En el espacio de pocos años, el escenario ha cambiado
profundamente. Las desigualdades de ingresos, poder y calidad de vida, tanto
entre las diferentes regiones de la Tierra como dentro de cada una de ellas,
están reapareciendo y continúan profundizándose. Se puede demostrar que el
nuevo funcionamiento del sistema económico es incompatible con la conservación
de las ganancias sociales a largo plazo: las políticas de bienestar
universales, el pleno empleo estable, la democracia participativa en las
sociedades más avanzadas; el derecho a la independencia nacional y a alguna
protección frente a una intervención armada, en el caso de las regiones en
desarrollo y de las pequeñas naciones. Se vislumbran nuevos problemas: la
acelerada degradación del medio ambiente; la decadencia moral en la que el
individualismo y el consumismo, más que llenar el vacío de valores creado por
las crisis de instituciones milenarias, lo profundizan en una dicotomía entre
el despilfarro y el neoclericalismo; una crisis del sistema político, que está
perdiendo su poder por el declive de los Estados-nación y que se ve reemplazado
por instituciones separadas del sufragio popular, un sufragio popular a su vez
vaciado por las manipulaciones mediáticas del consenso y la transformación de
los partidos en maquinarias electorales dirigidas a reproducir una casta de
gobernantes. Incluso en el ámbito de la producción, los índices de crecimiento
están actualmente en declive y los equilibrios económicos se muestran
inestables, un conjunto de condiciones que parecen ser algo más que
coyunturales. La financiarización de la economía mundial genera ingresos no
ganados mediante el trabajo, con la frenética persecución simultánea de
beneficios inmediatos, despojando al propio mercado del criterio para estimar,
medir y evaluar su propia eficiencia, o de juzgar qué es lo que debería
producir. Por último, y como consecuencia de todo esto, estamos asistiendo a un
declive de la hegemonía, a conflictos que se multiplican continuamente y a una
crisis del orden mundial. La respuesta natural ha sido el empleo de la fuerza,
incluso el recurso a la guerra, que a su vez ha exacerbado, en vez de resolver,
los problemas existentes.
Podemos conceder que este marco es demasiado pesimista y
unilateral; que estas tendencias preocupantes están hasta ahora en sus etapas
iniciales. También podemos admitir que otros factores, la innovación
tecnológica por ejemplo, o el incluso más sorprendente ascenso de grandes
países que hasta hace poco pertenecían al Tercer Mundo, pueden compensar esas
tendencias o controlarlas. Por último, podemos admitir la nueva amplitud de la
base social que se ha beneficiado de un temprano y bastante difundido ciclo de
acumulación, o que el resto espera alcanzar una prosperidad que previamente le
estaba negada; todas esas fuerzas apoyarían el consenso y rechazarían un cambio
radical de resultado incierto. Los comunistas a menudo han cometido la
equivocación de adelantar análisis catastróficos por los que han tenido que
pagar un precio.
Sin embargo, nada de esto altera el hecho de que se ha
producido un giro, antes de lo que nadie había temido o esperado. El futuro del
mundo parece ofrecer poca tranquilidad, no sólo a las minorías que sufren o se
rebelan, sino en un contexto más amplio, a numerosos colectivos de
intelectuales, incluso en algunos sectores de la clase dominante. No estamos en
las turbulentas aguas del siglo XX, pero tampoco respiramos las tranquilas
brisas de la belle époque (que, como sabemos, no terminaron bien). En el
espacio de pocos años, han aparecido sobre el escenario movimientos de lucha
social y de contestación en el reino de las ideas que han sorprendido por su
amplitud, duración, pluralidad de posiciones subjetivas y novedad de sus temas.

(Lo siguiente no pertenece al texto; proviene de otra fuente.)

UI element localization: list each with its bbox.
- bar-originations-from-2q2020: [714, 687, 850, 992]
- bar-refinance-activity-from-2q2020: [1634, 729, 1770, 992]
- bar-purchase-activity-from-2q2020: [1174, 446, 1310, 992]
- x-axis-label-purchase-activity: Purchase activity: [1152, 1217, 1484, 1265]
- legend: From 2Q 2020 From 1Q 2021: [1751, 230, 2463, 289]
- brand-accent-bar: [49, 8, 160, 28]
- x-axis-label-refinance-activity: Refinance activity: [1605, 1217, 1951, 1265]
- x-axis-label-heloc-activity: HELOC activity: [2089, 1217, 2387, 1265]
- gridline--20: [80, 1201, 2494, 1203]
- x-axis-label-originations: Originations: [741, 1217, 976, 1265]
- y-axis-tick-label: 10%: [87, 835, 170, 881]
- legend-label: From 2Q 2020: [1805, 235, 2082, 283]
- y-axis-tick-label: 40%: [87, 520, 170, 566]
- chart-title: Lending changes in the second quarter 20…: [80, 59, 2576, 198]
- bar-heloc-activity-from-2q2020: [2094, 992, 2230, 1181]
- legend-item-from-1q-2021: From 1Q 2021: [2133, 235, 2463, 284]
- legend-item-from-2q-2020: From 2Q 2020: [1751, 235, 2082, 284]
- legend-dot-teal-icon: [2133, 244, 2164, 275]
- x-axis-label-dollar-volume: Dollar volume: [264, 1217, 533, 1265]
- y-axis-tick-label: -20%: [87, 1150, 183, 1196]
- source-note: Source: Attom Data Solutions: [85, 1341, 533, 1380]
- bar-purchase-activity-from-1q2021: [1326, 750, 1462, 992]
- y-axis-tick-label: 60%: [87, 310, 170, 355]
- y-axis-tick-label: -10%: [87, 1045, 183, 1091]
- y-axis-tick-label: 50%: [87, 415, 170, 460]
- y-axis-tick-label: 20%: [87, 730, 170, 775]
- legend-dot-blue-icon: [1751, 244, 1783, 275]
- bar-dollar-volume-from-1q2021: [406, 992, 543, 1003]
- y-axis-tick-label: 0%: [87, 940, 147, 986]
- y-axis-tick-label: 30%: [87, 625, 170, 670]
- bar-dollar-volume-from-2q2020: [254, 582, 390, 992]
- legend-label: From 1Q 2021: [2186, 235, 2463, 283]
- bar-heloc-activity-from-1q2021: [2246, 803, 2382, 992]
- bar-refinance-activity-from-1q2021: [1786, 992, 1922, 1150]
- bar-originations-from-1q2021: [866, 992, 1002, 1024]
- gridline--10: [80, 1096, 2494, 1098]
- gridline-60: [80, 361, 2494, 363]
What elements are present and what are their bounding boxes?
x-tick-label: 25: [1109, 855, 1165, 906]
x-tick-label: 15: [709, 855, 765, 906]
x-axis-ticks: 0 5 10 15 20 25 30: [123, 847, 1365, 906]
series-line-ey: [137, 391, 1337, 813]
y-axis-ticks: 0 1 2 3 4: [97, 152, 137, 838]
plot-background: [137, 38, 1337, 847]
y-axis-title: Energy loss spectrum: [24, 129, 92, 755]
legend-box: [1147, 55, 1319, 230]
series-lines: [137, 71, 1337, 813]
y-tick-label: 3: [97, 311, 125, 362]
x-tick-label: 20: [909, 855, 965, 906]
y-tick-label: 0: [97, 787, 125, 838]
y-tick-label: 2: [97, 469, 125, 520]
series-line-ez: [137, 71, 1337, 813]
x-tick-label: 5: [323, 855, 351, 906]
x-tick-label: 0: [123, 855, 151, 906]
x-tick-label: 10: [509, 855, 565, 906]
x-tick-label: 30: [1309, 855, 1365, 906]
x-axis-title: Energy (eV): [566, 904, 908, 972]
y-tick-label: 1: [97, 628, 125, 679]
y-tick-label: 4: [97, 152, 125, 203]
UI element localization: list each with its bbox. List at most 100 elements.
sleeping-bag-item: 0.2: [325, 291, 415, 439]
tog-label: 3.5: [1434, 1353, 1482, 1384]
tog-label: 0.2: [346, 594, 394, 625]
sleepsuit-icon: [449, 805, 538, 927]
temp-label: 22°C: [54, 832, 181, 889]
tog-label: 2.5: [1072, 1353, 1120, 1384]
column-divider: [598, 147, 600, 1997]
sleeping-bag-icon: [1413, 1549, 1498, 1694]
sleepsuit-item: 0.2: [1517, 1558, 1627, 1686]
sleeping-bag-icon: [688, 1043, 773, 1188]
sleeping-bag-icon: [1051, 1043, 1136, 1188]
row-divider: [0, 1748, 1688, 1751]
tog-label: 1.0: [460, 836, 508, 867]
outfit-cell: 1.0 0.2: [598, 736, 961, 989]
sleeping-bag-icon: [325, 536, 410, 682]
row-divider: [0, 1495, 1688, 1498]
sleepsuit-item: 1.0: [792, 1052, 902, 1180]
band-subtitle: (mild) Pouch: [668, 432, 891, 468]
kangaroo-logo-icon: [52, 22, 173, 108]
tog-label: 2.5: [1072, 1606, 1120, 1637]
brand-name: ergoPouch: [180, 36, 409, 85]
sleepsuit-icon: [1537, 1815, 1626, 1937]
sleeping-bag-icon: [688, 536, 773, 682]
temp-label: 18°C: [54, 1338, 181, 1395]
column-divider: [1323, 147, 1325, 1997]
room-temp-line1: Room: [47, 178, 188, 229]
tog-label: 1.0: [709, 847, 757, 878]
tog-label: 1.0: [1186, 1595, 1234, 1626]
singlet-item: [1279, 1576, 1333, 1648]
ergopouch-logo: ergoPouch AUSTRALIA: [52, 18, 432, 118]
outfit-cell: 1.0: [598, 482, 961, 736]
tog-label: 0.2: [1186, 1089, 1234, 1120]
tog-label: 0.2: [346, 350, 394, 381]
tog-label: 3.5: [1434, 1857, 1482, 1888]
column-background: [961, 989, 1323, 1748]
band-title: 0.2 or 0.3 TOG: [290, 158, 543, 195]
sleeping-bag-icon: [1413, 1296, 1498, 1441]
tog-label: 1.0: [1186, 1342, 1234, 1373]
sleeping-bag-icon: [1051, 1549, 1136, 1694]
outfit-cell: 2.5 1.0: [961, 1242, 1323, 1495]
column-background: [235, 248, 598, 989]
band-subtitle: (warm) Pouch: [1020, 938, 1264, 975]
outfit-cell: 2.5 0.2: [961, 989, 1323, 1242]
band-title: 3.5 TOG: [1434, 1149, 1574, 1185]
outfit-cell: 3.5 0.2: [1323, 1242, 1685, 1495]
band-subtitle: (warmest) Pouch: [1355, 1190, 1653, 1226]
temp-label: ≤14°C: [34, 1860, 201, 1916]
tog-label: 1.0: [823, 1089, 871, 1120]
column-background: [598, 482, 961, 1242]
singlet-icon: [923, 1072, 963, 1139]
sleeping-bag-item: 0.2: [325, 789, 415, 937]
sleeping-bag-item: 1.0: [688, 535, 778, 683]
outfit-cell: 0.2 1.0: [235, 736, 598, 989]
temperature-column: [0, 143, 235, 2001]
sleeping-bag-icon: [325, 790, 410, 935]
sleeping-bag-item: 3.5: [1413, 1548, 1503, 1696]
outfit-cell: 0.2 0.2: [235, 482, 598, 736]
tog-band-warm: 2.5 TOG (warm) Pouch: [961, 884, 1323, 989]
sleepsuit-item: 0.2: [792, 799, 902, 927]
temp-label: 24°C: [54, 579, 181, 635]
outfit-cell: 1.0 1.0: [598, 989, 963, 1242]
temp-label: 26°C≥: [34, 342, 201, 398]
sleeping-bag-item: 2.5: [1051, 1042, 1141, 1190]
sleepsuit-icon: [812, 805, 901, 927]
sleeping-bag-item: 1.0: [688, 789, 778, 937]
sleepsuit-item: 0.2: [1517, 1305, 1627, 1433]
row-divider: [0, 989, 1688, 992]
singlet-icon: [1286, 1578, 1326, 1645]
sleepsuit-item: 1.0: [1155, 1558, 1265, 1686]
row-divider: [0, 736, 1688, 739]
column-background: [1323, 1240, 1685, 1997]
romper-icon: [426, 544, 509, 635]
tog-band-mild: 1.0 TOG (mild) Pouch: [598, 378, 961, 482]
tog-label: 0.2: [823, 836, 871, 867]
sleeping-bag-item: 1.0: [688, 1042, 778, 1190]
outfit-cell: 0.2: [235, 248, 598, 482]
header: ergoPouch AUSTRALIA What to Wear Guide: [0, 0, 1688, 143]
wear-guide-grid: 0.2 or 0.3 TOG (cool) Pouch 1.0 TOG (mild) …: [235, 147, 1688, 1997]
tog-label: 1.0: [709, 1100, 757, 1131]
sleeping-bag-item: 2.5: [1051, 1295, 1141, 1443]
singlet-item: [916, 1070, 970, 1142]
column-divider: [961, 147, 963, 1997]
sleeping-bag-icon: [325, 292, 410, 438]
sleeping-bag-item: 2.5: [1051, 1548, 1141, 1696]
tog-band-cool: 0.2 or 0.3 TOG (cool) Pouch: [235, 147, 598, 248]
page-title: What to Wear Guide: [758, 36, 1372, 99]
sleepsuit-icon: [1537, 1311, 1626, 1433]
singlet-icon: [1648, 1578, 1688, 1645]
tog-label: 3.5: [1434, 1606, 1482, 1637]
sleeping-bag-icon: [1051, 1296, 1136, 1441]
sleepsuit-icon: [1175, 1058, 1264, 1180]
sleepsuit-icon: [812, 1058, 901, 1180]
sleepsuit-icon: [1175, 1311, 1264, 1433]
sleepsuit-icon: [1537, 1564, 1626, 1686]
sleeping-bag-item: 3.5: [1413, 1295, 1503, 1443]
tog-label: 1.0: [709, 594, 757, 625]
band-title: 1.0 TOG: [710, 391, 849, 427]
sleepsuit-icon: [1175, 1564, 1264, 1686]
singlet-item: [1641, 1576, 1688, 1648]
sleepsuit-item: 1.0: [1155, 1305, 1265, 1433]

Estos movimientos –dispersos, intermitentes, carentes de un proyecto unitario y
de estructura organizada– son, en su mayoría, movimientos sociales y culturales
más que movimientos políticos. Han surgido de las situaciones y subjetividades
más diversas y rechazan la organización, la ideología y la política tal como
las han conocido, por encima de todo en las formas en que se manifiestan
actualmente.
Sin embargo, cada uno de estos movimientos está en
comunicación constante con los demás; identifica enemigos comunes a los que
ponen nombres y apellidos. Cultivan ideales y experimentan con prácticas
radicalmente opuestas al actual estado de las cosas y a los valores,
instituciones y poderes que encarnan ese orden: modos de producción, consumo y
pensamiento; relación entre clases, sexos, países y religiones. En algunos
momentos y sobre temas concretos, como la guerra «preventiva» contra Iraq, han
sido capaces de movilizar a una gran parte de la opinión pública. En ese
sentido, son totalmente políticos y tienen un peso. ¿Deberíamos entonces
confiar en que ese «viejo topo», finalmente liberado del peso de doctrinas y
disciplinas que lo retenían, ha empezado a excavar una vez más hacia un mundo
nuevo? Me gustaría poder contestar que sí, pero lo dudo. Aquí también debemos
afrontar los hechos, sin desaliento pero sin fingimientos. No se puede decir
que las cosas están gradualmente tomando un giro positivo, o que las lecciones
de la realidad producirán pronto un cambio general en el equilibrio de fuerzas
que favorezca a la izquierda.
Dinámicas mundiales
El matrimonio de conveniencia entre las economías asiáticas
y la estadounidense ha facilitado un asombroso despegue de las primeras,
mientras garantizaba los beneficios imperiales de la segunda y le permitían
consumir por encima de sus posibilidades. Al mismo tiempo, el actual acuerdo ha
contribuido al estancamiento de Europa, y sus dinámicas, costes y resultados a
largo plazo son difíciles de llegar a comprender. La Guerra de Iraq, lejos de
estabilizar Oriente Próximo, ha desatado el incendio en la pradera. La Unión
Europea, por su parte, no se ha convertido en una fuerza autónoma, sino que ha
vuelto a asumir de forma más acentuada todavía su subordinación al modelo
anglo-estadounidense y a su política exterior. En Estados Unidos puede
observarse un cambio de las dolorosas políticas tipo Bush a un estilo
clintoniano más prudente, un cambio que tiene poco que ver con el auténtico
cambio que sería necesario para los nuevos y acuciantes problemas del mundo. En
la economía como en la política no hay ningún New Deal en perspectiva.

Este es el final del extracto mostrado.